Commonwealth v. Carter

HUDOCK, Judge,

dissenting:

I agree with the majority that this Court’s en banc decision in Bujanowski 418 Pa.Super. 163, 613 A.2d 1227 (1992), alloc. den., 533 Pa. 642, 622 A.2d 1374 (1993), controls the present case. The trial court erred by allowing the Commonwealth to introduce Bain’s prior inconsistent statement as substantive evidence of Appellant’s guilt. I do not agree, however, that this error was harmless.

In Commonwealth v. Story, 476 Pa. 391, 383 A.2d 155 (1978), our Supreme Court announced that an error can be harmless only if the appellate court is convinced beyond a reasonable doubt that the error is harmless. Id. at 405, 383 A.2d at 162. Furthermore, if there is a reasonable probability that an error “might have contributed to the conviction,” the error is not harmless. Id. at 409, 383 A.2d at 164 (citation omitted).

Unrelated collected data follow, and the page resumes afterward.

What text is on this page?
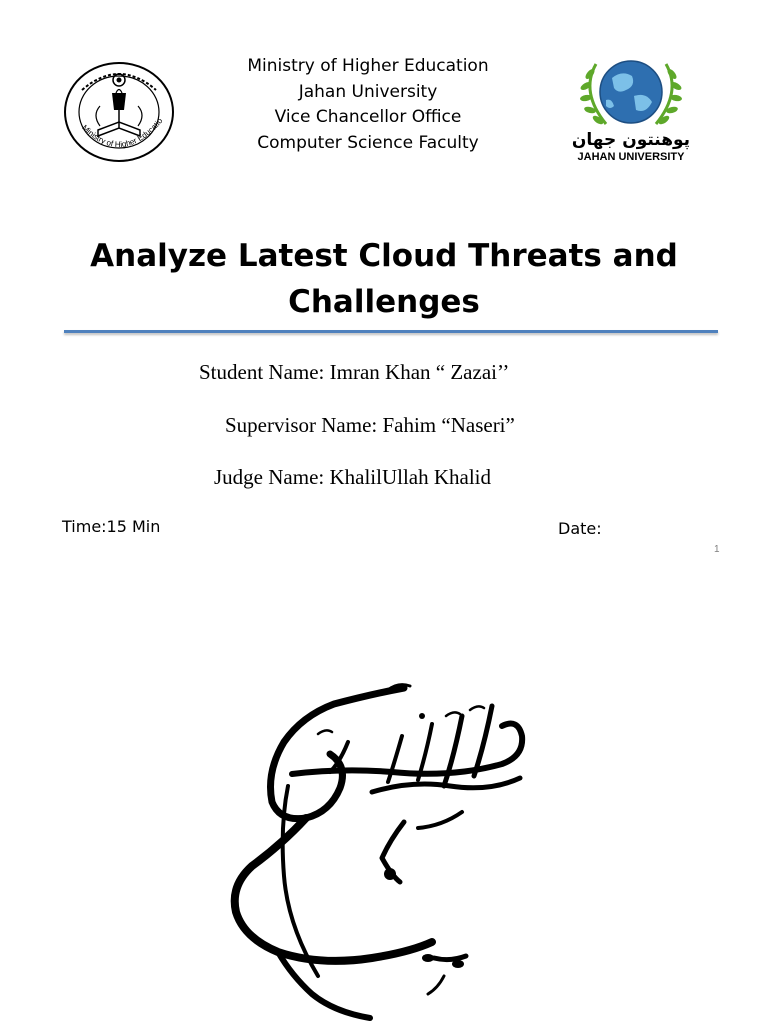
Ministry of Higher Educatio
Ministry of Higher Education
Jahan University
Vice Chancellor Office
Computer Science Faculty	پوهنتون جهان
JAHAN UNIVERSITY
Analyze Latest Cloud Threats and
Challenges
Student Name: Imran Khan “ Zazai’’
Supervisor Name: Fahim “Naseri”
Judge Name: KhalilUllah Khalid
Time:15 Min	Date:
1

In this case, I am not convinced beyond a reasonable doubt that the admission of Bain’s prior inconsistent statement as substantive evidence did not influence the jury’s guilty verdict. Contrary to the majority’s conclusion, the Commonwealth did not present overwhelming evidence linking Appellant to the murder of Chinn. The cruxes of the Commonwealth’s case implicating Appellant were the prior inconsistent statements of Witherspoon and Bain, which were both recanted at the preliminary hearing. The “additional” evidence presented by the Commonwealth which the majority cites as corroborative of Witherspoon’s prior inconsistent statement included the following evidence: (1) the pellets which were recovered from *244the victim’s body matched the twelve-gauge shotgun, (2) the victim died as a result of a wound from a gun fired at close range, (3) Officer John Ross found the victim lying next to a bench, and (4) Witherspoon could have observed the playground where the shooting occurred. Although this evidence is corroborative of portions of Witherspoon’s prior inconsistent statement to police, it does not identify Appellant as the man who fired the gun. The “additional” evidence introduced by the Commonwealth does not single out Appellant as the murderer. The majority overlooks the fact that “Hawk” and Jones came with Appellant to Witherspoon’s house on the night of the murder to retrieve the gun. According to the Commonwealth’s additional evidence, any one of the three men who arrived at Witherspoon’s house could have been the perpetrator. The Commonwealth did not present any additional evidence besides Witherspoon’s prior inconsistent statement and Bain’s improperly admitted statement which identified Appellant as the man who aimed and pulled the trigger. For this reason I cannot conclude that Bain’s improperly admitted statement did not contribute to Appellant’s guilty verdict.

The majority concludes that Bain’s improperly admitted prior inconsistent statement was merely cumulative of Witherspoon’s statement. In Commonwealth v. Rodgers, 472 Pa. 435, 372 A.2d 771 (1977), Justice Roberts, writing for a plurality of our Supreme Court, explained a cumulative evidence test first propounded by Professor Field. Id. at 448-451, 372 A.2d at 777-78; see Field, Assessing the Harmlessness of Federal Constitutional Error — A Process in Need of a Rationale, 125 U.Pa.L.Rev. 15 (1976). In order for evidence to be considered cumulative and its admission therefore harmless error, the following three requirements must be met: (1) There should be substantial similarity in type of evidence and incriminating factual details between the tainted evidence and the untainted evidence of which it is cumulative. (2) The untainted evidence should be indisputable, either because the facts are in some way affirmatively accepted by the defendant or for other reasons. (3) The untainted evidence is not derived from the tainted evidence. Rodgers, at 448-451, 372 A.2d at 777-78. *245Moreover, “the cumulative evidence test “would limit harmlessness to situations in which the unconstitutionally admitted evidence in retrospect was wholly unnecessary.’ ” Id. at 451, 372 A.2d at 778 (citation omitted).

In the present case, I agree with the majority that there is substantial similarity between Witherspoon’s statement to police and Bain’s improperly admitted prior inconsistent statement. I also agree that the third test is met — Witherspoon’s statement was not derived from Bain’s statement to police. However, I do not find that Witherspoon’s statement was “indisputable.” When Witherspoon gave his statement to police which implicated Appellant he was already in police custody and may have been seeking lenient treatment for his cooperation with police. At trial Witherspoon recanted the story he originally told police. Furthermore, the Commonwealth did not present any additional evidence which corroborated Witherspoon’s identification of Appellant as the man who shot Chinn.

For these reasons, I dissent from the majority’s conclusion that Bain’s improperly admitted statement was “wholly unnecessary” and harmless error to admit.